Had Pioneer bothered to find out the results of the state's investigation, the counseling center would have learned that Hayes admitted to the state that he charged insurance companies for treating patients he never saw; and the state had limited his license for two years. The state required, and Hayes agreed in a state consent order, that if he practiced again he would have a supervisor watch his every move and report what they saw to the state.
"Had they done that, he would have never been hired," said Garvey.
But of course Pioneer did hire Hayes. And just months into his new job he committed a major violation--Hayes slept with one patient and had oral sex with another. Both eventually complained to the state licensing board.

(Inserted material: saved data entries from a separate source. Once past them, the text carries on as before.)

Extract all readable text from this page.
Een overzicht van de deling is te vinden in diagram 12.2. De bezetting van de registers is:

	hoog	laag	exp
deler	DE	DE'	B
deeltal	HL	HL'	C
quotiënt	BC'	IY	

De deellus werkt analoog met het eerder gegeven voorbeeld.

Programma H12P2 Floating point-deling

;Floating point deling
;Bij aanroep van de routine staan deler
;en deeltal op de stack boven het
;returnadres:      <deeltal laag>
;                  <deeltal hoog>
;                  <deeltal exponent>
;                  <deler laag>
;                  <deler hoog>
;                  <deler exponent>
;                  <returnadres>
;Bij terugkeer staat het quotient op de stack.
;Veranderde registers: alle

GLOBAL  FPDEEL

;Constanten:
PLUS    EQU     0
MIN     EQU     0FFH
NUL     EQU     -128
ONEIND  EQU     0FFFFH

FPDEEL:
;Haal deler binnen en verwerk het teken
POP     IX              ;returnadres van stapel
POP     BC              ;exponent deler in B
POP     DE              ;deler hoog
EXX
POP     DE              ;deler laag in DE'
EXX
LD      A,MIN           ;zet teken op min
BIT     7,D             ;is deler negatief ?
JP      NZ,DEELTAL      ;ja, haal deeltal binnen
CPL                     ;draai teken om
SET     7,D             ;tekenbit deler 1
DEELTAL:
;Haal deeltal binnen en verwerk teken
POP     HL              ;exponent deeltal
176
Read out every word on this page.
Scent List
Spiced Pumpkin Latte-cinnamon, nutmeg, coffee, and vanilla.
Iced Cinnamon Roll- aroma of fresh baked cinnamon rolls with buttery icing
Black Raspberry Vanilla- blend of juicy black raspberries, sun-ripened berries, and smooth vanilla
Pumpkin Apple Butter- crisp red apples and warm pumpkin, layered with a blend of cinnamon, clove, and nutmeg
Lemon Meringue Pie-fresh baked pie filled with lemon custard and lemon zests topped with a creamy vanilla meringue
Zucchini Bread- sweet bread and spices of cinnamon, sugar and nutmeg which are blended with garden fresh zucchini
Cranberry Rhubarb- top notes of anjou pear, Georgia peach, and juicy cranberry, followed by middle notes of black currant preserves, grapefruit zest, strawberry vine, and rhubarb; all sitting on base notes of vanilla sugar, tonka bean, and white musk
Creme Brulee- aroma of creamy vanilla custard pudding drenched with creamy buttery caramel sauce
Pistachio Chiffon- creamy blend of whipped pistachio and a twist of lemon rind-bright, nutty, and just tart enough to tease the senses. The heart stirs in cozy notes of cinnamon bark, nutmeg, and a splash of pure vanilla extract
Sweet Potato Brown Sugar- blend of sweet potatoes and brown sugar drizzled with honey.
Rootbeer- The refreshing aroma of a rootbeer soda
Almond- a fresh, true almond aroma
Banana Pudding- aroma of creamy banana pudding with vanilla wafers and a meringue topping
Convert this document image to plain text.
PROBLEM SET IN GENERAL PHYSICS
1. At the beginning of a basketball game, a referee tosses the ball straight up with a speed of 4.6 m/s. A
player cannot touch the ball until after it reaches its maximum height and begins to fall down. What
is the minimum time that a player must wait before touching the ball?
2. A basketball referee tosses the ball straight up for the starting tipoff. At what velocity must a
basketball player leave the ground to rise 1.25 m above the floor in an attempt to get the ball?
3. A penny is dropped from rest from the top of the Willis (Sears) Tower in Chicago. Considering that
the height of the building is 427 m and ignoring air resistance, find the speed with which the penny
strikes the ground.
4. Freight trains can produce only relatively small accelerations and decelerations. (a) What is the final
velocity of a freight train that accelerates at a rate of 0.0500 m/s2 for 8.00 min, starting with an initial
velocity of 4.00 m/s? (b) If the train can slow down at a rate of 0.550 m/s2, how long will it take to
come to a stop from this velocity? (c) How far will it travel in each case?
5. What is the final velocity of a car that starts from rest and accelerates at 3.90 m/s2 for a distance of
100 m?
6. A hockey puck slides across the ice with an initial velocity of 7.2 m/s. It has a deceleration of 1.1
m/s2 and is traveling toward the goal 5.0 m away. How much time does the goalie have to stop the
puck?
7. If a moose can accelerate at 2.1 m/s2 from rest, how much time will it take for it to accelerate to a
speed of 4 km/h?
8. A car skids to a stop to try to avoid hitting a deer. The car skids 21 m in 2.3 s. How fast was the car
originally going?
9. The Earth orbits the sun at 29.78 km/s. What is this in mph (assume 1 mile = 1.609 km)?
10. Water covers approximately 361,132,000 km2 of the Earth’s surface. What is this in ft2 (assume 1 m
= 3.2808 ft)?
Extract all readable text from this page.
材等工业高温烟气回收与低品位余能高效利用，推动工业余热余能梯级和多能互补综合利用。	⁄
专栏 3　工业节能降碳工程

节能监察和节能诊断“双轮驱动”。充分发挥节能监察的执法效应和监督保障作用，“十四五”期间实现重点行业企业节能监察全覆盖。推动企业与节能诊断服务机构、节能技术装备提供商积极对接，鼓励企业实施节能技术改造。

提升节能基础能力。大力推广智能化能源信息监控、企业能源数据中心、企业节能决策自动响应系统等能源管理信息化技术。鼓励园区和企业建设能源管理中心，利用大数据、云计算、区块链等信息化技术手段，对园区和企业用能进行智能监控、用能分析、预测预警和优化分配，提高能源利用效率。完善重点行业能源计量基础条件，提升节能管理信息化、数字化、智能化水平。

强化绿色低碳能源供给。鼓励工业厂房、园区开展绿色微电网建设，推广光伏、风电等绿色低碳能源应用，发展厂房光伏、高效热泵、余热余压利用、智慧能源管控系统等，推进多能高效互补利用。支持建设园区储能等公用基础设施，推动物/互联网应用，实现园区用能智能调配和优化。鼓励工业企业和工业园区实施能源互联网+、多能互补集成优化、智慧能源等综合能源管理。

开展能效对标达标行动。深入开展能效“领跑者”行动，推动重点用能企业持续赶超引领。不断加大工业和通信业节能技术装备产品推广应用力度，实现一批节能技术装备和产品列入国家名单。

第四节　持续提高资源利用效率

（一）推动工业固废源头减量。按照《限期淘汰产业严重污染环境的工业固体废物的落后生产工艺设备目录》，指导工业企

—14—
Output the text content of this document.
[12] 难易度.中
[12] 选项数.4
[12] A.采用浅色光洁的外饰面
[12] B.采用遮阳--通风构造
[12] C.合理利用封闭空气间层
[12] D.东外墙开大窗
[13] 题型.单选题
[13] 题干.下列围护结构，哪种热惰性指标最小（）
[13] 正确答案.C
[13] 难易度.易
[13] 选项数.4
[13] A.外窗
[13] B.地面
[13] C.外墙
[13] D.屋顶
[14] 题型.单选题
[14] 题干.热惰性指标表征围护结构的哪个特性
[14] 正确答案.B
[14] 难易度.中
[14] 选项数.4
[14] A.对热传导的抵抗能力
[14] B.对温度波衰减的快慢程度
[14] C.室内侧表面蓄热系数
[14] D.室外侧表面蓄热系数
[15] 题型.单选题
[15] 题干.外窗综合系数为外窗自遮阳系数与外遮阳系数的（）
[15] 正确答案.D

But at the time it took some coaxing to get Hayes’s former patient to come forward because she blamed herself.
"I was a horrible person. I shouldn't have let that happen,” said Hayes’s former patient.
“Your good judgment is undermined when you’re in therapy, and you believe this is the only person in the world who can save you,” said Janet Wohlberg, a patient advocate with Therapy Exploitation Link Line (TELL) in Boston.
TELL was started in 1989 after some prominent therapists were exposed for sleeping with patients. Wohlberg was a victim herself and has since counseled thousands of others. She says patients often blame themselves--but it is the therapist's duty to not cross the line.
“So the patient can be begging for sex, it's always the responsibility of therapists to set and maintain those safe and therapeutic boundaries," said Wohlberg.